If the Baronet had seen the expression of M. Varbarriere's countenance as he sat down in his easy-chair, he would probably have been much disquieted—perhaps not without reason.

M. Varbarriere was known in his own neighbourhood as a dark and inflexible man, but with these reservations kind; just in his dealings, bold in enterprise, and charitable, but not on impulse, with a due economy of resource, and a careful measurement of desert; on the whole, a man to be respected and a little feared, but a useful citizen.

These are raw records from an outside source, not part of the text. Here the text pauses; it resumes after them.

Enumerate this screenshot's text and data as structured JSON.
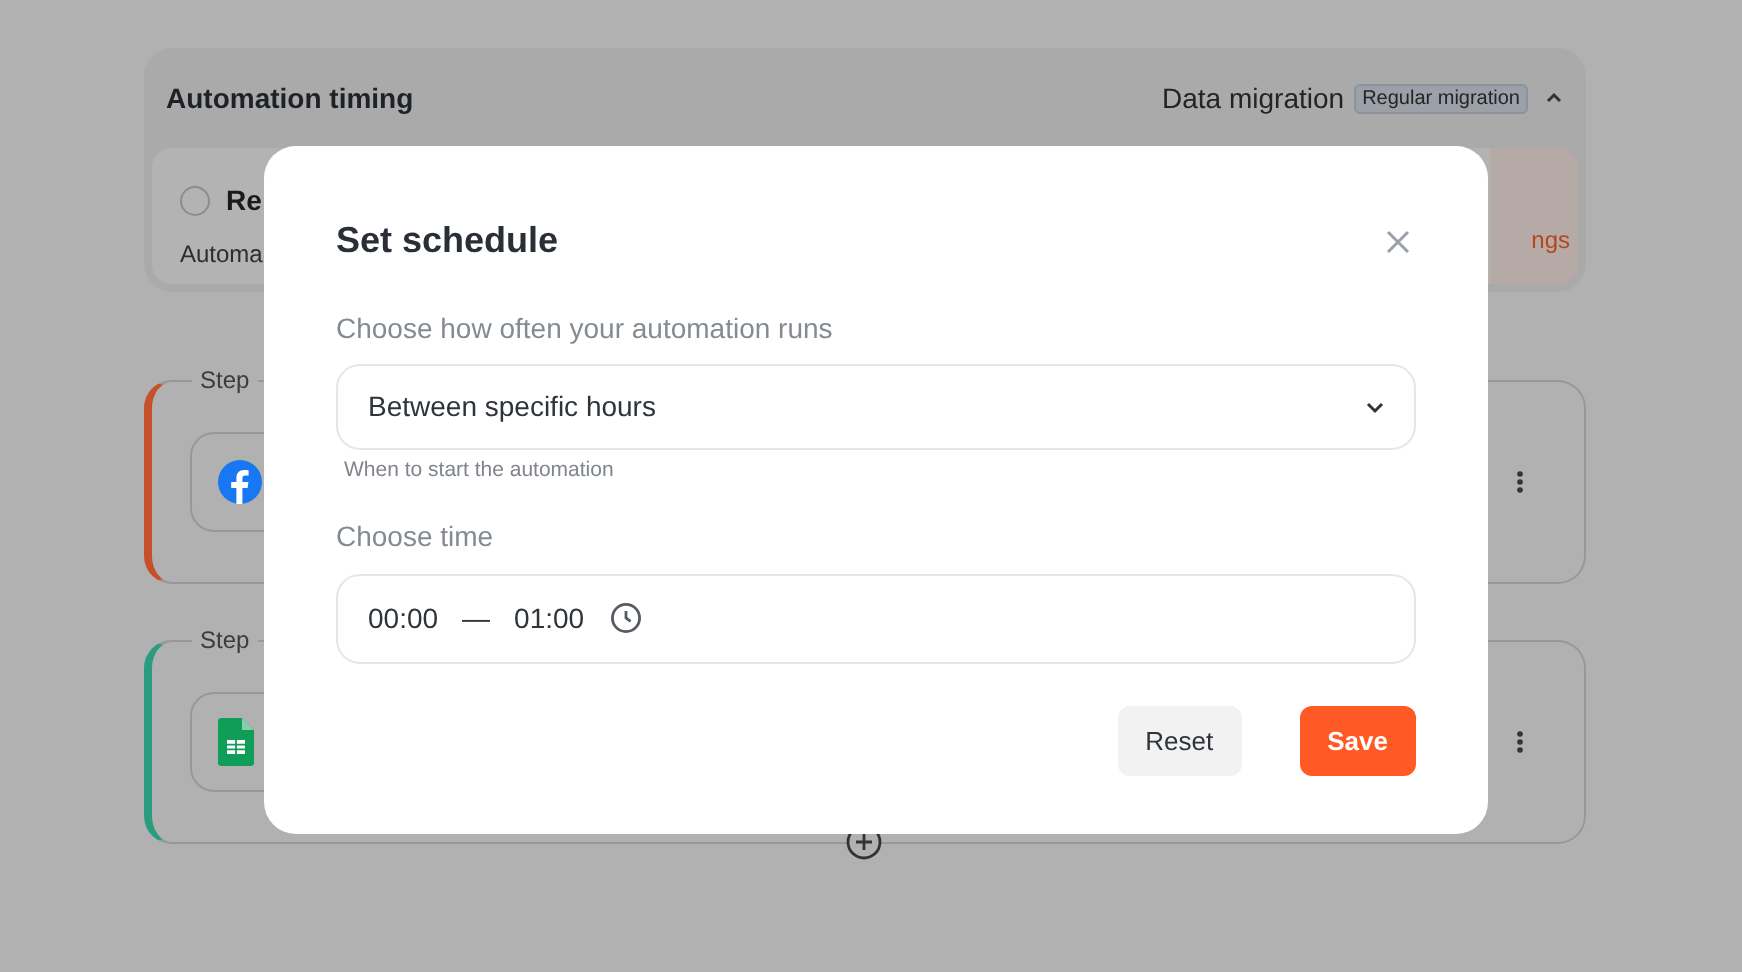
{
  "automation_timing": {
    "title": "Automation timing",
    "type_label": "Data migration",
    "type_badge": "Regular migration",
    "expanded": true,
    "option": {
      "label": "Re",
      "description": "Automa",
      "link": "ngs",
      "selected": false
    }
  },
  "steps": [
    {
      "label": "Step",
      "color": "#c5502a",
      "kind": "facebook"
    },
    {
      "label": "Step",
      "color": "#2a9d80",
      "kind": "sheets"
    }
  ],
  "modal": {
    "title": "Set schedule",
    "frequency": {
      "label": "Choose how often your automation runs",
      "value": "Between specific hours",
      "hint": "When to start the automation"
    },
    "time": {
      "label": "Choose time",
      "start": "00:00",
      "separator": "—",
      "end": "01:00"
    },
    "buttons": [
      {
        "label": "Reset",
        "kind": "secondary"
      },
      {
        "label": "Save",
        "kind": "primary"
      }
    ]
  }
}
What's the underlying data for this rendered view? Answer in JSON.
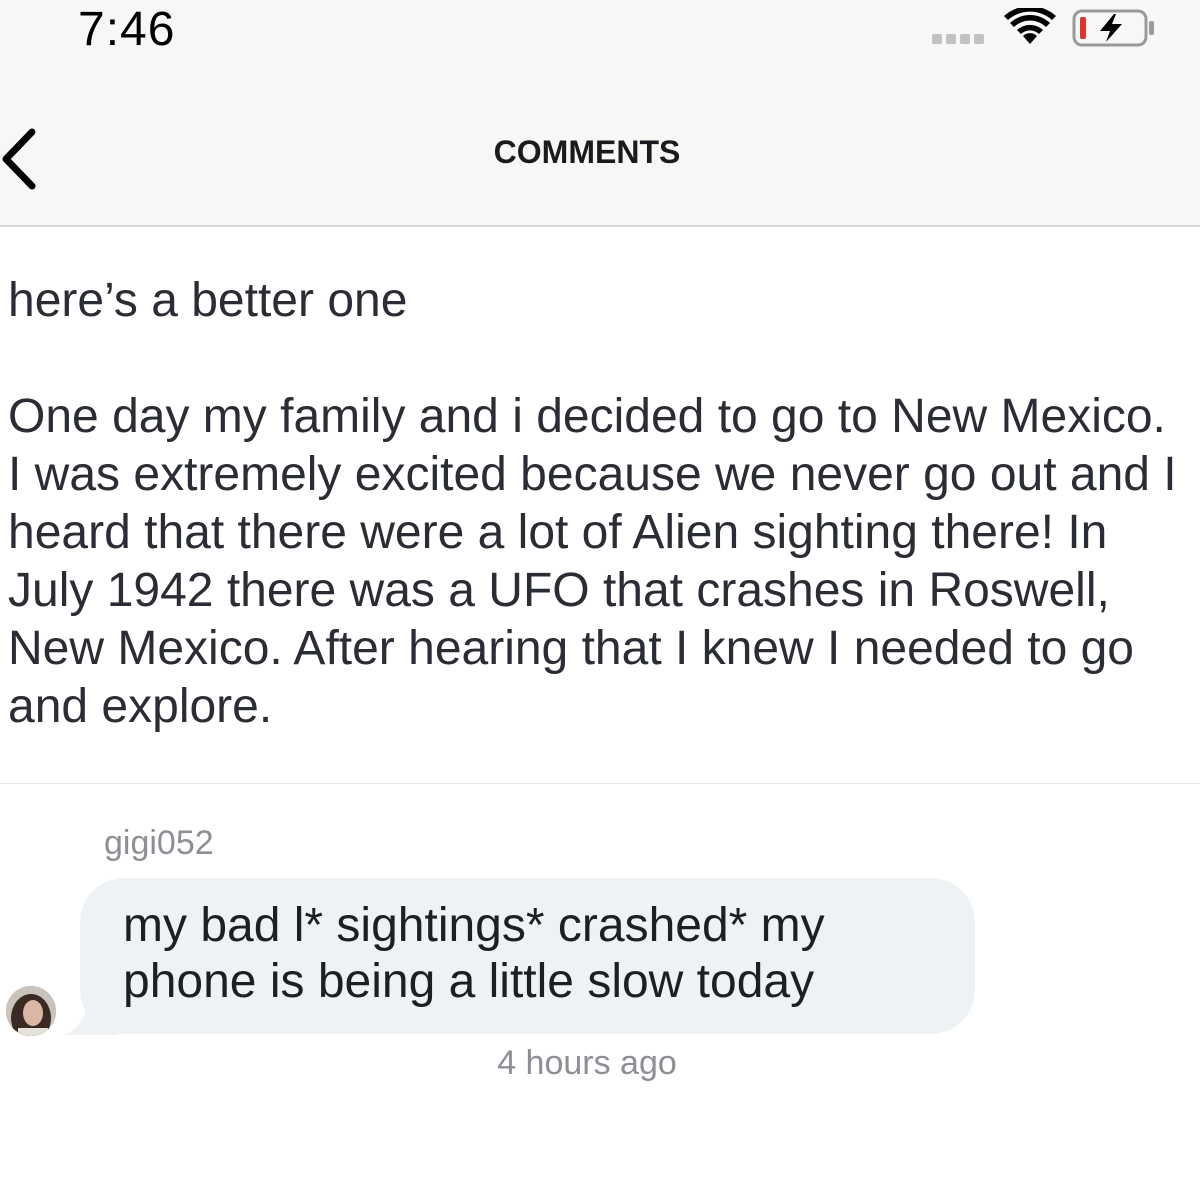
{
  "status_bar": {
    "time": "7:46"
  },
  "header": {
    "title": "COMMENTS",
    "back_icon": "chevron-left-icon"
  },
  "post": {
    "text": "here’s a better one\n\nOne day my family and i decided to go to New Mexico. I was extremely excited because we never go out and I heard that there were a lot of Alien sighting there! In July 1942 there was a UFO that crashes in Roswell, New Mexico. After hearing that I knew I needed to go and explore."
  },
  "comment": {
    "username": "gigi052",
    "text": "my bad l* sightings* crashed* my phone is being a little slow today",
    "timestamp": "4 hours ago"
  },
  "colors": {
    "header_bg": "#f7f7f6",
    "bubble_bg": "#eff2f4",
    "text": "#2b2d35",
    "muted": "#8d8f96",
    "battery_low": "#e0332f"
  }
}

Instead of writing letters as, of course, he had intended, M. Varbarriere amused himself by making a careful little sketch on a leaf of his pocket-book. It seemed hardly worth all the pains he bestowed upon it; for, after all, it was but a parallelogram with a projecting segment of a circle at one end, and a smaller one at the side, and he noted his diagram with figures, and pondered over it with a thoughtful countenance, and made, after a while, a little cross at one end of it, and then fell a-whistling thoughtfully, and nodded once or twice, as a thought struck him; and then he marked another cross at one of its sides, and reflected in like manner over this, and as he thought, fiddling with his pencil at the foot of the page, he scribbled the word "hypothesis." Then he put up his pocket-book, and stood listlessly with his hands in the pockets of his vast black trowsers, looking from the window, and whistled a little more, the air hurrying sometimes, and sometimes dragging a good deal, so as to come at times to an actual standstill.

On turning the corner of the mansion Sir Jekyl found himself on a sudden in the midst of the ladies of his party, just descending from the carriages which had driven them round the lake. He was of that gay and gallant temperament, as the reader is aware, which is fired with an instantaneous inspiration at sight of this sort of plumage and flutter.

"What a fortunate fellow am I!" exclaimed Sir Jekyl, forgetting in a moment everything but the sunshine, the gay voices, and the pretty sight before him. "I had laid myself out for a solitary walk, and lo! I'm in the midst of a paradise of graces, nymphs, and what not!"

"We have had such a charming drive round the lake," said gay little Mrs. Maberly.

"The lake never looked so well before, I'm sure. So stocked, at least, with fresh-water sirens and mermaids. Never did mirror reflect so much beauty. An instinct, you see, drew me this way. I assure you I was on my way to the lake; one of those enamoured sprites who sing us tidings in such tiny voices, we can't distinguish them from our own fancies, warbled a word in my ear, only a little too late, I suppose."